Ernestine était étendue sur le tapis sans mouvement et la figure horriblement contractée.

On se rappelle que Gilles Peyron avait suivi pour sortir le couloir conduisant à la chambre de la jeune fille. L’escalier dérobé ouvrait quelques pas seulement avant d’arriver à cette chambre.

Toute la foule des danseurs, croyant la maison menacée, s’était précipitée sur les pas de l’intendant pour sortir au dehors. Ernestine s’était trouvée entraînée par ce mouvement et poussée jusqu’à sa chambre.

Par la fenêtre du balcon elle avait vu l’action courageuse de Pétrini et ne le croyait pas encore rendu à terre quand la toiture s’était abîmée. Elle crut voir le jeune médecin écrasé sous les décombres ; cette pensée jointe à l’éclat subit des flammes jaillissant tout-à-coup sur la fenêtre, lui fit perdre connaissance et c’est alors qu’elle tomba à la renverse.

Pétrini la saisit dans ses bras et la transporta en toute hâte sur un des canapés placés à l’autre bout du couloir.

En peu de temps elle revint à elle et ne put s’empêcher de pousser une exclamation de surprise mêlée de joie lorsqu’elle vit le jeune médecin à ses côtés.

Pétrini comprit cette exclamation et surtout l’expression du regard qui l’accompagnait. Il en fut franchement heureux.

— Allons, se dit-il, le mal des uns fait le bien des autres : il ne s’agit que de savoir en profiter.

Cependant on avait réussi à éteindre complètement l’incendie en achevant de jeter par terre la construction enflammée.

On ne voyait plus qu’une fumée épaisse et noirâtre qui s’échappait des débris à demi consumés et inondés par l’eau de la citerne.

Toute ombre de danger avait disparu, mais l’entrain était mort : Les invités se retirèrent peu à peu et bientôt il ne resta plus dans les salons qu’un ou deux joueurs attardés en quête d’une canne ou d’un chapeau.

Quand Giacomo vint souhaiter le bonsoir à Maximus, celui-ci lui saisit la main d’un air ému :

— Mon ami, lui dit-il, et sa voix tremblait — vous avez exposé vos jours pour sauver les nôtres et vous avez arraché ma pupille à une mort éminente ; moi Maximus Crépin, je vous en remercie publiquement ; vous pouvez maintenant considérer cette maison comme la vôtre ; vous aviez mon estime et mon amitié, vous venez de gagner ma reconnaissance, et la reconnaissance de Maximus Crépin n’est pas un vain mot.

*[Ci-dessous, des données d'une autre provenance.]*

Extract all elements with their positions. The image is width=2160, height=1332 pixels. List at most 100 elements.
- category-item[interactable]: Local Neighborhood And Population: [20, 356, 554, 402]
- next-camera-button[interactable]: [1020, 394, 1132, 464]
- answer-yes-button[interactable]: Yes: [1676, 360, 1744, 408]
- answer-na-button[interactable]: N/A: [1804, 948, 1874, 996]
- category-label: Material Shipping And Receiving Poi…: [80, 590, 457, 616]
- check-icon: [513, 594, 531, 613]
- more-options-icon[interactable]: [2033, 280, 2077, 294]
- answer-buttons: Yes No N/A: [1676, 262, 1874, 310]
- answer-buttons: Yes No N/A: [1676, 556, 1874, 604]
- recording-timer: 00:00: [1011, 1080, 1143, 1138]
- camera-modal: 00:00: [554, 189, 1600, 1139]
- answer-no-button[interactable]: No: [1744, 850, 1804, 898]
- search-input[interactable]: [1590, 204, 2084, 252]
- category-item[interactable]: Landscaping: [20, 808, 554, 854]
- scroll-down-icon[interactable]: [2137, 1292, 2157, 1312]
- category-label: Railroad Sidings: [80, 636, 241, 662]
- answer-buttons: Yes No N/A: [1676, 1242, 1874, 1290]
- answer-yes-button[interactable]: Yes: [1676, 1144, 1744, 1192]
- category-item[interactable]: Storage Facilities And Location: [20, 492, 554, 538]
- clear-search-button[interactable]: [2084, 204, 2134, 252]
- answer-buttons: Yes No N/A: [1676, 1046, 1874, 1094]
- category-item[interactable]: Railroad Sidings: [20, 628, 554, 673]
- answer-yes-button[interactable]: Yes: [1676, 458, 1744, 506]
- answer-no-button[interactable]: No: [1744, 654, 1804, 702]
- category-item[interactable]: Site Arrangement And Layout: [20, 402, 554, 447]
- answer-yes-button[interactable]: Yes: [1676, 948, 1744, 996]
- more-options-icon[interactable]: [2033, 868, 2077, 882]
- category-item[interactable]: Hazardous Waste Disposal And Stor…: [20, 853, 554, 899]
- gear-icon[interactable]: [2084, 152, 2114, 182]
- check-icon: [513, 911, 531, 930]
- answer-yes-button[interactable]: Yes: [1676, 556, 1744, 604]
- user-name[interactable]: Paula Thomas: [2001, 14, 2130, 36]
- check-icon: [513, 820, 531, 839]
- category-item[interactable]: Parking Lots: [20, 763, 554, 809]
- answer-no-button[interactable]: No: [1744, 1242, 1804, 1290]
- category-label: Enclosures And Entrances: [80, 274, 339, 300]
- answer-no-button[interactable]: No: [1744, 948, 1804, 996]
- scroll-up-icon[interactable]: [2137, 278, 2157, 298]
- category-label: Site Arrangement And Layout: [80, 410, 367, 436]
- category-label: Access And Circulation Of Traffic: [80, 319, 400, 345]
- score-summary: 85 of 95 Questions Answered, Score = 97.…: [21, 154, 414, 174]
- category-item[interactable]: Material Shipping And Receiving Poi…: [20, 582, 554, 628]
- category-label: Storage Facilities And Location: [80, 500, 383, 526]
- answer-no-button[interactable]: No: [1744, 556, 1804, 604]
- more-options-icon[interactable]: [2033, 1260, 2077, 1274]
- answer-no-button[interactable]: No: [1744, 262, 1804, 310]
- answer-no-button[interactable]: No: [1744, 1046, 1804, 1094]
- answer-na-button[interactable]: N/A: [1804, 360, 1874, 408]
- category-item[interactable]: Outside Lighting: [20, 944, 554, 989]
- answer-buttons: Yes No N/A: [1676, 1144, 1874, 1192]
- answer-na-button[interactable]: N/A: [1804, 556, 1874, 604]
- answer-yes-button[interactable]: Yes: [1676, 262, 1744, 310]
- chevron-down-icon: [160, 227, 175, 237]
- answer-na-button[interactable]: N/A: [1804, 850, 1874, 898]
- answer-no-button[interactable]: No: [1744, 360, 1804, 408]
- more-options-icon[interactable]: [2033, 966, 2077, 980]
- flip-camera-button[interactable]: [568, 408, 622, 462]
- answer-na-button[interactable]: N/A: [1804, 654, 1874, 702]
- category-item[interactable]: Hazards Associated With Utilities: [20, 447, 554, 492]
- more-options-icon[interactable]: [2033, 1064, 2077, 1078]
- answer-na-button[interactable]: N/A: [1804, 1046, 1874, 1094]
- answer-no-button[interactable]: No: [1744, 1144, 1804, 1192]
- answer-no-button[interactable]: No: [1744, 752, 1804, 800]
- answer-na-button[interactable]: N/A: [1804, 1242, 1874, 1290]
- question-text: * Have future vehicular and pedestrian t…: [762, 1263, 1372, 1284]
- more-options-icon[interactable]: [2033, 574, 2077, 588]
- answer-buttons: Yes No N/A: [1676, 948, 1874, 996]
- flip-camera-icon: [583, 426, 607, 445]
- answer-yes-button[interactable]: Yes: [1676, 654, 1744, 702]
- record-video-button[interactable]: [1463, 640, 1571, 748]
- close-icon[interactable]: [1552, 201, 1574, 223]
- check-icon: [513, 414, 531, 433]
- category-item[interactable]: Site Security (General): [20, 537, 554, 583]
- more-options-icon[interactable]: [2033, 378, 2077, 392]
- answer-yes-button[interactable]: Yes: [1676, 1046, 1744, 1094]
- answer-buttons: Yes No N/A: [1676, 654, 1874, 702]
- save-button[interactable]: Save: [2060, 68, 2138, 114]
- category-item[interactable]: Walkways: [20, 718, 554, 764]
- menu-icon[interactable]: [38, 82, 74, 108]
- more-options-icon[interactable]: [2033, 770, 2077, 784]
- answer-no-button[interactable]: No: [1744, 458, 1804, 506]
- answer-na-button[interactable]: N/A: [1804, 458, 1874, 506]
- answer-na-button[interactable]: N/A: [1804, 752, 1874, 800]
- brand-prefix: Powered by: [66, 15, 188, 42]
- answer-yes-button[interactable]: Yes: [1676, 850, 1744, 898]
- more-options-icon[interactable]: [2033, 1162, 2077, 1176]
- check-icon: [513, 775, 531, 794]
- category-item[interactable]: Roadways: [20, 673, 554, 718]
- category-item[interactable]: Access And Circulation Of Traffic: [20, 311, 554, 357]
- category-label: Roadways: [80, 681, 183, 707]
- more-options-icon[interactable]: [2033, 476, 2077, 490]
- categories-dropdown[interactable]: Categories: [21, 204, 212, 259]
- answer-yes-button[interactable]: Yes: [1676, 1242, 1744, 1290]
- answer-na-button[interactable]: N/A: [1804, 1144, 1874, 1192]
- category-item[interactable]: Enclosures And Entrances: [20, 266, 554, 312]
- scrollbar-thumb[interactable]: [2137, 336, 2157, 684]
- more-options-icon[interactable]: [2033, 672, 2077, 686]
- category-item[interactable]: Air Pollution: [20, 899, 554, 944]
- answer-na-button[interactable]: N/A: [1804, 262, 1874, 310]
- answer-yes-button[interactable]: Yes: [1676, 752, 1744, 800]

Ce petit speech avait été dit dans le vestibule en présence d’une vingtaine de personnes qui approuvèrent avec éclat.

— Je n’ai fait que mon devoir dit Pétrini en mettant la main sur son cœur ; mais vos paroles, monsieur me sont une bien douce récompense, et croyez bien que je ne les oublierai jamais.

Enfin le roulement de la dernière voiture s’éteignit dans l’avenue et le château rentra dans l’ombre et le silence.